1. A truck picture color editing method based on a memory augmentation network is characterized by comprising the following steps:

2. The truck picture color editing method based on the memory augmentation network as claimed in claim 1, wherein the pictures of the training set are provided with corresponding color labels of L ═ L₁，L₂，…，L_i，…，L_nIn which L is_iA label representing the ith training picture;

3. The truck picture color editing method based on the memory augmentation network according to claim 1, wherein the specific steps of constructing a convolutional neural network model based on the memory augmentation network, testing picture results, and introducing a fusion module comprise:

4. The method for editing colors of wagon pictures based on the memory augmentation network as claimed in claim 3, wherein the step one of constructing the feature extractor to extract the spatial features of the wagon pictures comprises the specific steps of:

A full connection layer with an input dimension of 512 is accessed after a residual error network ResNet18, and an output spatial characteristic dimension S, namely q e R^S。

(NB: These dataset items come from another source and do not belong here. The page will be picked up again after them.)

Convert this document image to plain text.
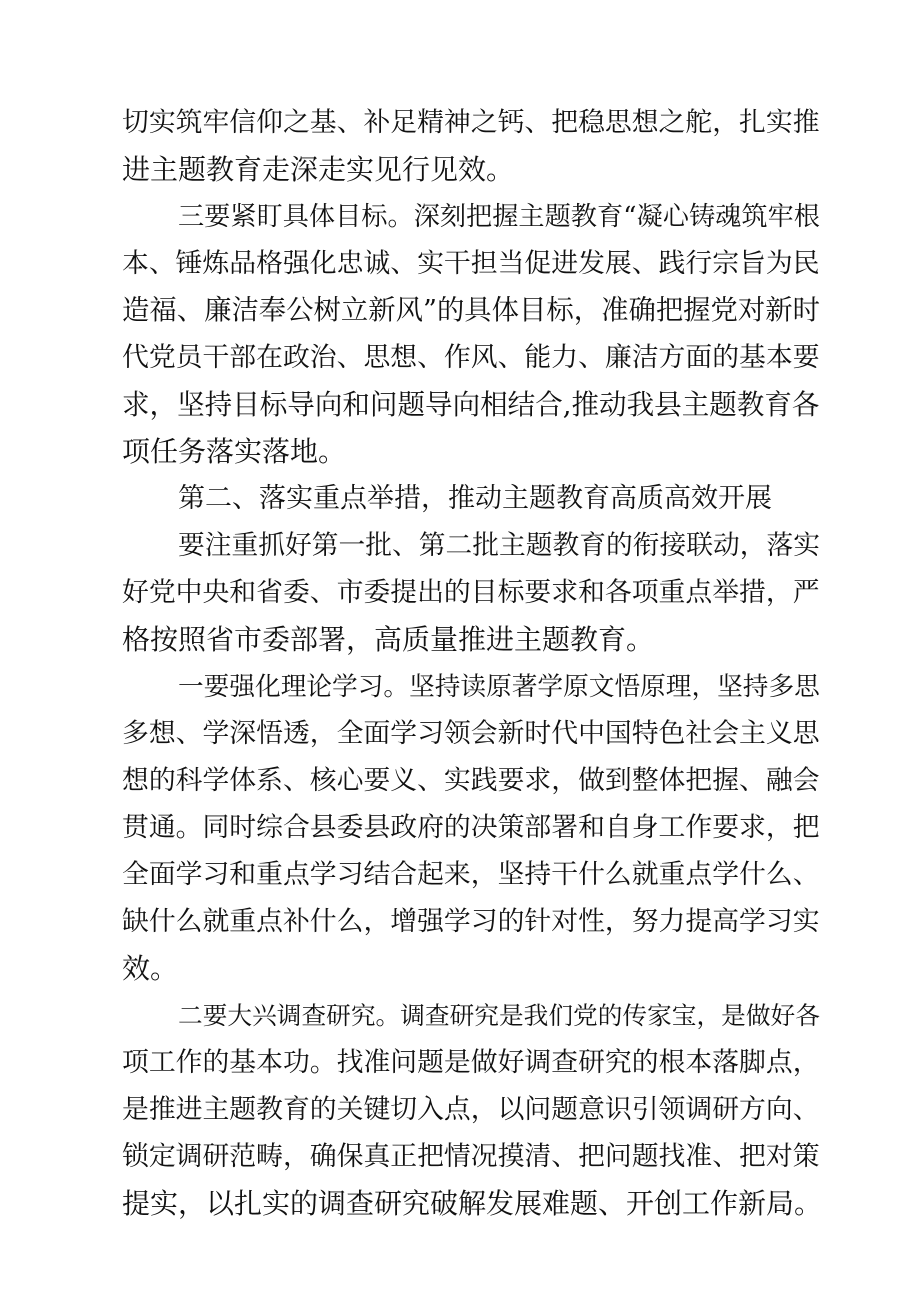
切实筑牢信仰之基、补足精神之钙、把稳思想之舵，扎实推

进主题教育走深走实见行见效。

三要紧盯具体目标。深刻把握主题教育“凝心铸魂筑牢根

本、锤炼品格强化忠诚、实干担当促进发展、践行宗旨为民

造福、廉洁奉公树立新风”的具体目标，准确把握党对新时

代党员干部在政治、思想、作风、能力、廉洁方面的基本要

求，坚持目标导向和问题导向相结合,推动我县主题教育各

项任务落实落地。

第二、落实重点举措，推动主题教育高质高效开展

要注重抓好第一批、第二批主题教育的衔接联动，落实

好党中央和省委、市委提出的目标要求和各项重点举措，严

格按照省市委部署，高质量推进主题教育。

一要强化理论学习。坚持读原著学原文悟原理，坚持多思

多想、学深悟透，全面学习领会新时代中国特色社会主义思

想的科学体系、核心要义、实践要求，做到整体把握、融会

贯通。同时综合县委县政府的决策部署和自身工作要求，把

全面学习和重点学习结合起来，坚持干什么就重点学什么、

缺什么就重点补什么，增强学习的针对性，努力提高学习实

效。

二要大兴调查研究。调查研究是我们党的传家宝，是做好各

项工作的基本功。找准问题是做好调查研究的根本落脚点，

是推进主题教育的关键切入点，以问题意识引领调研方向、

锁定调研范畴，确保真正把情况摸清、把问题找准、把对策

提实，以扎实的调查研究破解发展难题、开创工作新局。
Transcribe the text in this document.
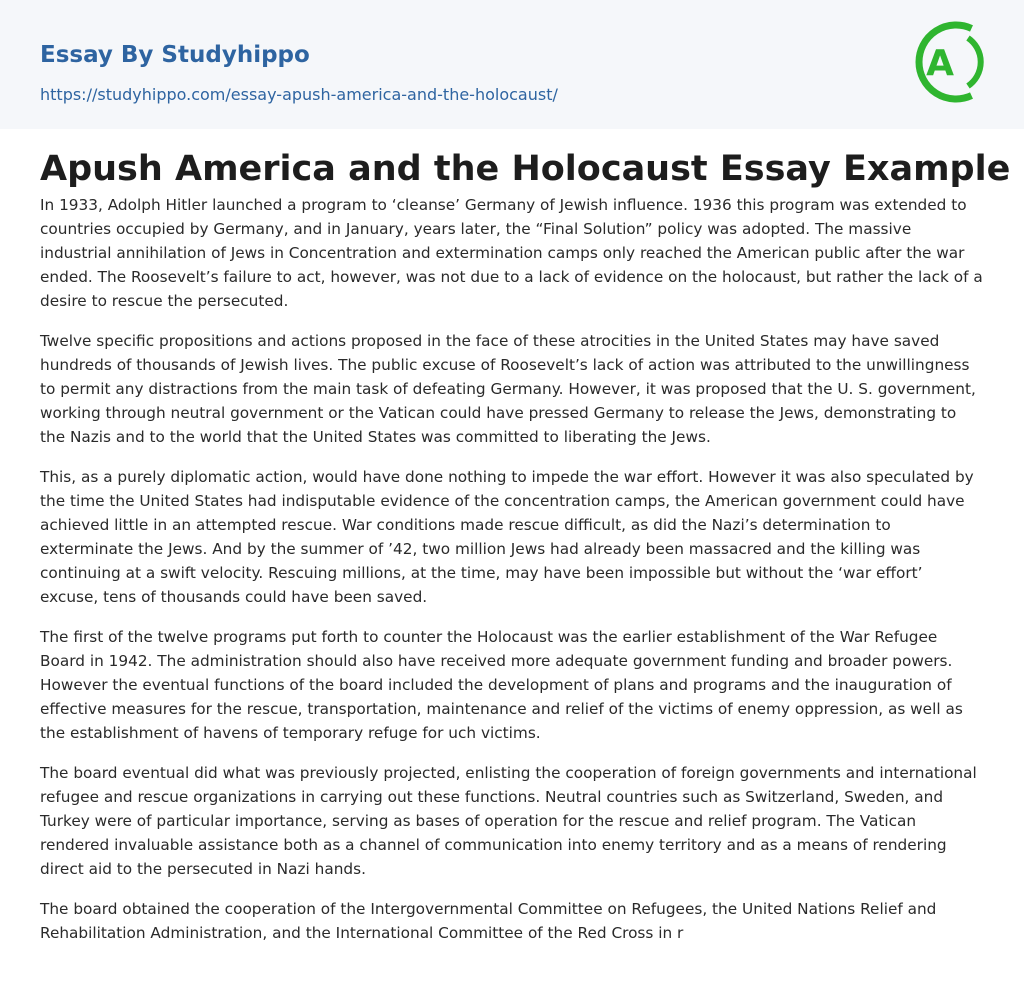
Essay By Studyhippo
https://studyhippo.com/essay-apush-america-and-the-holocaust/
A
Apush America and the Holocaust Essay Example

In 1933, Adolph Hitler launched a program to ‘cleanse’ Germany of Jewish influence. 1936 this program was extended to countries occupied by Germany, and in January, years later, the “Final Solution” policy was adopted. The massive industrial annihilation of Jews in Concentration and extermination camps only reached the American public after the war ended. The Roosevelt’s failure to act, however, was not due to a lack of evidence on the holocaust, but rather the lack of a desire to rescue the persecuted.

Twelve specific propositions and actions proposed in the face of these atrocities in the United States may have saved hundreds of thousands of Jewish lives. The public excuse of Roosevelt’s lack of action was attributed to the unwillingness to permit any distractions from the main task of defeating Germany. However, it was proposed that the U. S. government, working through neutral government or the Vatican could have pressed Germany to release the Jews, demonstrating to the Nazis and to the world that the United States was committed to liberating the Jews.

This, as a purely diplomatic action, would have done nothing to impede the war effort. However it was also speculated by the time the United States had indisputable evidence of the concentration camps, the American government could have achieved little in an attempted rescue. War conditions made rescue difficult, as did the Nazi’s determination to exterminate the Jews. And by the summer of ’42, two million Jews had already been massacred and the killing was continuing at a swift velocity. Rescuing millions, at the time, may have been impossible but without the ‘war effort’ excuse, tens of thousands could have been saved.

The first of the twelve programs put forth to counter the Holocaust was the earlier establishment of the War Refugee Board in 1942. The administration should also have received more adequate government funding and broader powers. However the eventual functions of the board included the development of plans and programs and the inauguration of effective measures for the rescue, transportation, maintenance and relief of the victims of enemy oppression, as well as the establishment of havens of temporary refuge for uch victims.

The board eventual did what was previously projected, enlisting the cooperation of foreign governments and international refugee and rescue organizations in carrying out these functions. Neutral countries such as Switzerland, Sweden, and Turkey were of particular importance, serving as bases of operation for the rescue and relief program. The Vatican rendered invaluable assistance both as a channel of communication into enemy territory and as a means of rendering direct aid to the persecuted in Nazi hands.

The board obtained the cooperation of the Intergovernmental Committee on Refugees, the United Nations Relief and Rehabilitation Administration, and the International Committee of the Red Cross in r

5. The truck picture color editing method based on the memory augmentation network of claim 3, wherein the specific step of constructing the memory augmentation network model by using one-to-many space color feature pairs in the second step comprises:

6. The truck picture color editing method based on the memory augmentation network as claimed in claim 3, wherein the third step of constructing the coloring network by using the generator and the discriminator and introducing the adaptive normalization layer comprises the following specific steps:

7. The truck picture color editing method based on the memory augmentation network of claim 3, wherein the specific steps of introducing the feature fusion module to filter out unnecessary color changes in the last step of the fourth step include:

acquiring diversified color generation pictures generated by a generator

in the formula, x is an input picture.

8. The truck picture color editing method based on the memory augmentation network as claimed in claim 1, wherein the specific steps of setting the loss function and using the training set to perform the network model training and updating include:

is the result of the generator, and δ is the set threshold.